About Franco-Nevada – Franco-Nevada Corporation is the leading gold-focused royalty and streaming company with the most diversified portfolio of cash-flow producing assets. Its business model provides investors with gold price and exploration optionality while limiting exposure to cost inflation. Franco-Nevada is debt free and uses its free cash flow to expand its portfolio and pay dividends. It trades under the symbol “FNV” on both the Toronto and New York stock exchanges.

For further information contact:

David M. Cole
President and CEO
Phone: (303) 973-8585
Dave@EMXroyalty.com

Isabel Belger
Investor Relations
Phone: +49 178 4909039
IBelger@EMXroyalty.com

Neither the TSX Venture Exchange nor its Regulation Services Provider (as that term is defined in policies of the TSX Venture Exchange) accepts responsibility for the adequacy or accuracy of this release

Forward-Looking Statements

This news release may contain “forward-looking statements” that reflect the Company’s current expectations and projections about its future results.

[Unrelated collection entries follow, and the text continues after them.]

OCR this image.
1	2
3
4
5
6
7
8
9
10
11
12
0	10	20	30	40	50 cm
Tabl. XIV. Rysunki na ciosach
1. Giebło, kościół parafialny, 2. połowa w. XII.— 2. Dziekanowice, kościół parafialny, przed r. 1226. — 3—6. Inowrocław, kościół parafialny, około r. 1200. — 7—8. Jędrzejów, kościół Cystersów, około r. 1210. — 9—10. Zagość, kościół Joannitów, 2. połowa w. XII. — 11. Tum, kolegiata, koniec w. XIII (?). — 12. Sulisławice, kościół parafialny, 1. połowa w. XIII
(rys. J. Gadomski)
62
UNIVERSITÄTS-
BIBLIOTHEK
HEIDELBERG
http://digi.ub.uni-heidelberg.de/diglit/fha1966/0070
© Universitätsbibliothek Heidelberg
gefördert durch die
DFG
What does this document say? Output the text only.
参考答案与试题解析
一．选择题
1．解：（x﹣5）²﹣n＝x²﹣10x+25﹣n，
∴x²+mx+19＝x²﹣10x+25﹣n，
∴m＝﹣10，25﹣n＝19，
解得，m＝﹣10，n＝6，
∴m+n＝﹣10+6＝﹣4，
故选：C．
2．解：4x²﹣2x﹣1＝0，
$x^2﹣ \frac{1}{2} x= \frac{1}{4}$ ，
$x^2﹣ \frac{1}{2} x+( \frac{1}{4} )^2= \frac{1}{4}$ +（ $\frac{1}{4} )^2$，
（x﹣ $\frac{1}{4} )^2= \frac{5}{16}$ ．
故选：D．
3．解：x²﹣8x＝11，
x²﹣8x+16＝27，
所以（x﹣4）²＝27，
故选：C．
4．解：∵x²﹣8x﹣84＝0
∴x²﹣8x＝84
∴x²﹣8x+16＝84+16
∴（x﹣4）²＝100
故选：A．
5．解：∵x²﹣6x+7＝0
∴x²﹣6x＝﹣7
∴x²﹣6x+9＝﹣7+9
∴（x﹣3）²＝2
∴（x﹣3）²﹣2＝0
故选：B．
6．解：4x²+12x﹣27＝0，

These forward-looking statements may include statements regarding the expected timing for the closing of the Loan, the satisfaction of the conditions of closing of the Loan and the expected use of proceeds from the Loan, or other statements that are not statements of fact. When used in this news release, words such as “estimate,” “intend,” “expect,” “anticipate,” “will”, “believe”, “potential” and similar expressions are intended to identify forward-looking statements, which, by their very nature, are not guarantees of the Company’s future operational or financial performance, and are subject to risks and uncertainties and other factors that could cause the Company’s actual results, performance, prospects or opportunities to differ materially from those expressed in, or implied by, these forward-looking statements. These risks, uncertainties and factors may include, but are not limited to the Company being unable to satisfy the conditions of closing of the Loan or being unable comply with the covenants under the Credit Agreement, including the repayment of any amounts owing under the Loan, and other factors.

Readers are cautioned not to place undue reliance on these forward-looking statements, which speak only as of the date of this news release or as of the date otherwise specifically indicated herein. Due to risks and uncertainties, including the risks and uncertainties identified in this news release, and other risk factors and forward-looking statements listed in the Company’s MD&A for the quarter ended March 31, 2024 (the “MD&A”), and the most recently filed Annual Information Form (“AIF”) for the year ended December 31, 2023, actual events may differ materially from current expectations. More information about the Company, including the MD&A, the AIF and financial statements of the Company, is available on SEDAR+ at www.sedarplus.ca and on the SEC’s EDGAR website at www.sec.gov.